5–Nestes termos, requer-se a V. Exas., se dignem dar procedência ao presente recurso, por erro de direito da douta sentença, revogando-a e substituindo-a por outra, que não declare habilitado o Estado Português, representado pelo Ministério Público, por violação do preceituado nos artigos 2133.º, do CC, 938.º, 939.º, 1039.º e 1040.º do CPC.

Não foi apresentada alegação de resposta.
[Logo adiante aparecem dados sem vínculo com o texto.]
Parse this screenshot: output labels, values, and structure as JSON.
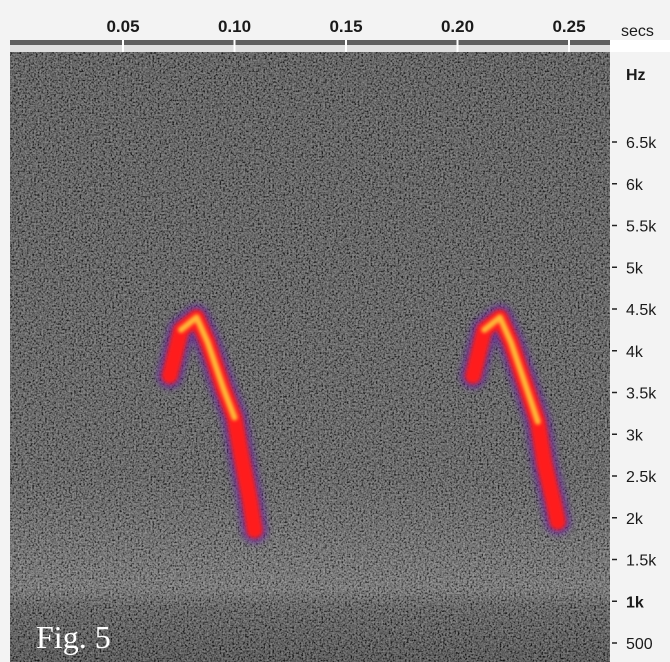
{
  "chart_data": {
    "type": "heatmap",
    "title": "",
    "figure_label": "Fig. 5",
    "x_axis": {
      "unit_label": "secs",
      "ticks": [
        {
          "value": 0.05,
          "label": "0.05"
        },
        {
          "value": 0.1,
          "label": "0.10"
        },
        {
          "value": 0.15,
          "label": "0.15"
        },
        {
          "value": 0.2,
          "label": "0.20"
        },
        {
          "value": 0.25,
          "label": "0.25"
        }
      ],
      "range": [
        0.0,
        0.265
      ]
    },
    "y_axis": {
      "unit_label": "Hz",
      "ticks": [
        {
          "value": 500,
          "label": "500"
        },
        {
          "value": 1000,
          "label": "1k"
        },
        {
          "value": 1500,
          "label": "1.5k"
        },
        {
          "value": 2000,
          "label": "2k"
        },
        {
          "value": 2500,
          "label": "2.5k"
        },
        {
          "value": 3000,
          "label": "3k"
        },
        {
          "value": 3500,
          "label": "3.5k"
        },
        {
          "value": 4000,
          "label": "4k"
        },
        {
          "value": 4500,
          "label": "4.5k"
        },
        {
          "value": 5000,
          "label": "5k"
        },
        {
          "value": 5500,
          "label": "5.5k"
        },
        {
          "value": 6000,
          "label": "6k"
        },
        {
          "value": 6500,
          "label": "6.5k"
        }
      ],
      "range": [
        300,
        7500
      ]
    },
    "calls": [
      {
        "name": "",
        "points": [
          {
            "t": 0.071,
            "f": 3700
          },
          {
            "t": 0.076,
            "f": 4250
          },
          {
            "t": 0.083,
            "f": 4400
          },
          {
            "t": 0.088,
            "f": 4100
          },
          {
            "t": 0.095,
            "f": 3550
          },
          {
            "t": 0.1,
            "f": 3200
          },
          {
            "t": 0.103,
            "f": 2750
          },
          {
            "t": 0.107,
            "f": 2200
          },
          {
            "t": 0.109,
            "f": 1850
          }
        ]
      },
      {
        "name": "",
        "points": [
          {
            "t": 0.207,
            "f": 3700
          },
          {
            "t": 0.212,
            "f": 4250
          },
          {
            "t": 0.219,
            "f": 4400
          },
          {
            "t": 0.224,
            "f": 4100
          },
          {
            "t": 0.231,
            "f": 3550
          },
          {
            "t": 0.236,
            "f": 3150
          },
          {
            "t": 0.239,
            "f": 2650
          },
          {
            "t": 0.243,
            "f": 2200
          },
          {
            "t": 0.245,
            "f": 1950
          }
        ]
      }
    ],
    "colors": {
      "background_noise": "#3c3c3c",
      "low_band": "#6e6e6e",
      "call_core": "#ffd23c",
      "call_mid": "#ff1a1a",
      "call_edge": "#6a2a9c"
    }
  }
}
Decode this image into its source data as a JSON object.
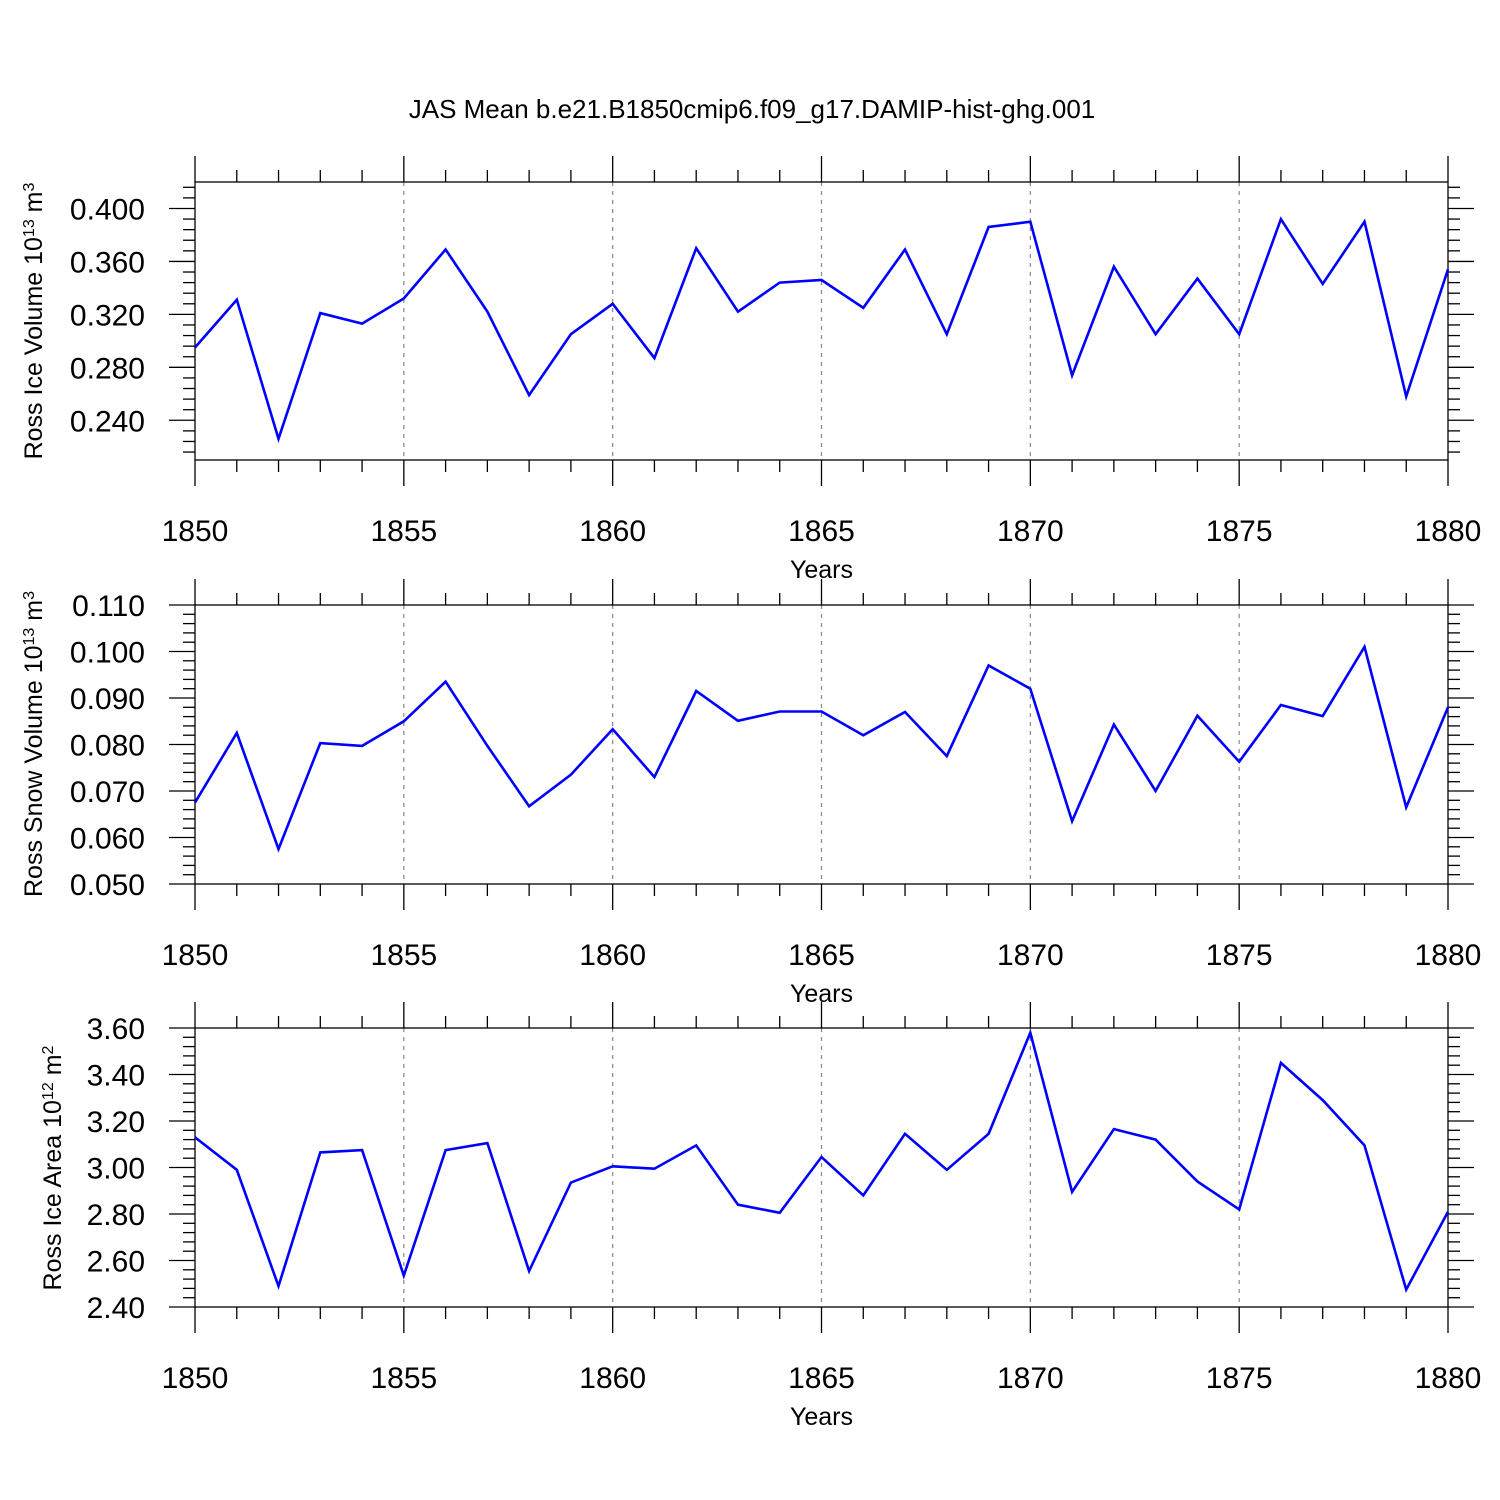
{
  "title": "JAS Mean b.e21.B1850cmip6.f09_g17.DAMIP-hist-ghg.001",
  "chart_data": [
    {
      "type": "line",
      "ylabel": "Ross Ice Volume 10",
      "ylabel_exp": "13",
      "ylabel_unit": "m",
      "ylabel_unit_exp": "3",
      "xlabel": "Years",
      "xlim": [
        1850,
        1880
      ],
      "ylim": [
        0.21,
        0.42
      ],
      "xticks": [
        1850,
        1855,
        1860,
        1865,
        1870,
        1875,
        1880
      ],
      "xtick_labels": [
        "1850",
        "1855",
        "1860",
        "1865",
        "1870",
        "1875",
        "1880"
      ],
      "yticks": [
        0.24,
        0.28,
        0.32,
        0.36,
        0.4
      ],
      "ytick_labels": [
        "0.240",
        "0.280",
        "0.320",
        "0.360",
        "0.400"
      ],
      "gridlines_x": [
        1855,
        1860,
        1865,
        1870,
        1875
      ],
      "line_color": "#0000ff",
      "series": [
        {
          "name": "Ross Ice Volume",
          "x": [
            1850,
            1851,
            1852,
            1853,
            1854,
            1855,
            1856,
            1857,
            1858,
            1859,
            1860,
            1861,
            1862,
            1863,
            1864,
            1865,
            1866,
            1867,
            1868,
            1869,
            1870,
            1871,
            1872,
            1873,
            1874,
            1875,
            1876,
            1877,
            1878,
            1879,
            1880
          ],
          "values": [
            0.295,
            0.331,
            0.226,
            0.321,
            0.313,
            0.332,
            0.369,
            0.322,
            0.259,
            0.305,
            0.328,
            0.287,
            0.37,
            0.322,
            0.344,
            0.346,
            0.325,
            0.369,
            0.305,
            0.386,
            0.39,
            0.274,
            0.356,
            0.305,
            0.347,
            0.305,
            0.392,
            0.343,
            0.39,
            0.258,
            0.354
          ]
        }
      ]
    },
    {
      "type": "line",
      "ylabel": "Ross Snow Volume 10",
      "ylabel_exp": "13",
      "ylabel_unit": "m",
      "ylabel_unit_exp": "3",
      "xlabel": "Years",
      "xlim": [
        1850,
        1880
      ],
      "ylim": [
        0.05,
        0.11
      ],
      "xticks": [
        1850,
        1855,
        1860,
        1865,
        1870,
        1875,
        1880
      ],
      "xtick_labels": [
        "1850",
        "1855",
        "1860",
        "1865",
        "1870",
        "1875",
        "1880"
      ],
      "yticks": [
        0.05,
        0.06,
        0.07,
        0.08,
        0.09,
        0.1,
        0.11
      ],
      "ytick_labels": [
        "0.050",
        "0.060",
        "0.070",
        "0.080",
        "0.090",
        "0.100",
        "0.110"
      ],
      "gridlines_x": [
        1855,
        1860,
        1865,
        1870,
        1875
      ],
      "line_color": "#0000ff",
      "series": [
        {
          "name": "Ross Snow Volume",
          "x": [
            1850,
            1851,
            1852,
            1853,
            1854,
            1855,
            1856,
            1857,
            1858,
            1859,
            1860,
            1861,
            1862,
            1863,
            1864,
            1865,
            1866,
            1867,
            1868,
            1869,
            1870,
            1871,
            1872,
            1873,
            1874,
            1875,
            1876,
            1877,
            1878,
            1879,
            1880
          ],
          "values": [
            0.0675,
            0.0825,
            0.0575,
            0.0803,
            0.0797,
            0.085,
            0.0935,
            0.0797,
            0.0667,
            0.0735,
            0.0833,
            0.073,
            0.0915,
            0.0851,
            0.0871,
            0.0871,
            0.082,
            0.087,
            0.0775,
            0.097,
            0.092,
            0.0635,
            0.0843,
            0.07,
            0.0862,
            0.0763,
            0.0885,
            0.0861,
            0.101,
            0.0665,
            0.088
          ]
        }
      ]
    },
    {
      "type": "line",
      "ylabel": "Ross Ice Area 10",
      "ylabel_exp": "12",
      "ylabel_unit": "m",
      "ylabel_unit_exp": "2",
      "xlabel": "Years",
      "xlim": [
        1850,
        1880
      ],
      "ylim": [
        2.4,
        3.6
      ],
      "xticks": [
        1850,
        1855,
        1860,
        1865,
        1870,
        1875,
        1880
      ],
      "xtick_labels": [
        "1850",
        "1855",
        "1860",
        "1865",
        "1870",
        "1875",
        "1880"
      ],
      "yticks": [
        2.4,
        2.6,
        2.8,
        3.0,
        3.2,
        3.4,
        3.6
      ],
      "ytick_labels": [
        "2.40",
        "2.60",
        "2.80",
        "3.00",
        "3.20",
        "3.40",
        "3.60"
      ],
      "gridlines_x": [
        1855,
        1860,
        1865,
        1870,
        1875
      ],
      "line_color": "#0000ff",
      "series": [
        {
          "name": "Ross Ice Area",
          "x": [
            1850,
            1851,
            1852,
            1853,
            1854,
            1855,
            1856,
            1857,
            1858,
            1859,
            1860,
            1861,
            1862,
            1863,
            1864,
            1865,
            1866,
            1867,
            1868,
            1869,
            1870,
            1871,
            1872,
            1873,
            1874,
            1875,
            1876,
            1877,
            1878,
            1879,
            1880
          ],
          "values": [
            3.13,
            2.99,
            2.49,
            3.065,
            3.075,
            2.535,
            3.075,
            3.105,
            2.555,
            2.935,
            3.005,
            2.995,
            3.095,
            2.84,
            2.805,
            3.045,
            2.88,
            3.145,
            2.99,
            3.145,
            3.58,
            2.895,
            3.165,
            3.12,
            2.94,
            2.82,
            3.45,
            3.29,
            3.095,
            2.475,
            2.81
          ]
        }
      ]
    }
  ]
}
Colhidos os vistos legais, cumpre decidir.

***

IIFUNDAMENTAÇÃO

Como é consabido, as conclusões da alegação do recorrente delimitam o objeto do recurso, ressalvadas as questões que sejam do conhecimento oficioso do tribunal (artigos 608.º, n.º 2, parte final, ex vi 663.º, n.º 2, 635.º, n.º 4, e 639.º, n.º 1, do CPC).
A única questão a decidir é a de saber se o Estado Português, representado pelo Ministério Público, não devia ter sido habilitado, na posição da falecida Executada.

Factos provados

Na sentença recorrida, foram considerados provados os seguintes factos:
A)A Executada Fátima… faleceu no dia 20-12-2014, no estado de divorciada.
B)Inês… é filha (única) da Executada.
C)Por escritura pública de 30-07-2020, Inês… declarou repudiar «à herança ilíquida e indivisa aberta por óbito de sua mãe [...].»
D)Mais declarou «Que não tem descendência sucessível.»

Enquadramento jurídico

Na sentença recorrida consta a seguinte fundamentação de direito:
“Flui do artigo 2157.º do Código Civil que «São herdeiros legitimários o cônjuge, os descendentes e os ascendentes, pela ordem e segundo as regras estabelecidas para a sucessão legítima.»
Nos termos dos artigos 2133.º n.º 1 a) e 2134.º do Código Civil, o cônjuge e os descendentes são chamados à sucessão, integrando a primeira classe de sucessíveis e preferindo aos das classes imediatas.
Os chamados podem aceitar a herança ou repudiá-la (cf. artigos 2050.º e 2062º. do Código Civil).
No caso vertente, apurou-se que Inês…, única parente sucessível da executada falecida, repudiou validamente a herança.
Demais, Inês… não tem descendentes, pelo que resulta afastada a representação sucessória (artigo 2039.º do CC).
Flui do artigo 2133.º n.º 1 do Código Civil que: «A ordem por que são chamados os herdeiros, sem prejuízo do disposto no título de adopção, é a seguinte: a) Cônjuge e descendentes; b) Cônjuge e ascendentes; c) Irmãos e seus descendentes; d) Outros colaterais até ao quarto grau; e) Estado.»
Não existindo quaisquer herdeiros enquadráveis nas alíneas a) a d) do artigo 2133.º n.º 1 Código Civil, deverá ser chamado à sucessão o Estado Português.
Observe-se que apenas podem ser demandados os herdeiros incertos quando estes existam, mas não seja possível proceder à sua identificação.
A nosso ver, inexiste qualquer óbice à habilitação do Estado Português, não se subscrevendo a tese apresentada pelo Ministério Público.
Salvo o devido respeito por opinião diversa, não é possível confundir o processo especial previsto no artigo 938.º do CPC com o incidente de habilitação de herdeiros: o primeiro visa a liquidação de herança vaga; o segundo visa somente assegurar a legitimidade processual para uma determinada acção.
Por outras palavras: no incidente de habilitação de herdeiros, averigua-se apenas se o requerido/habilitado tem as condições legalmente exigidas para a substituição processual.
Esta questão foi apreciada pelo Tribunal da Relação do Porto de 24/01/2019, acessível em www.dgsi.pt: (…)”.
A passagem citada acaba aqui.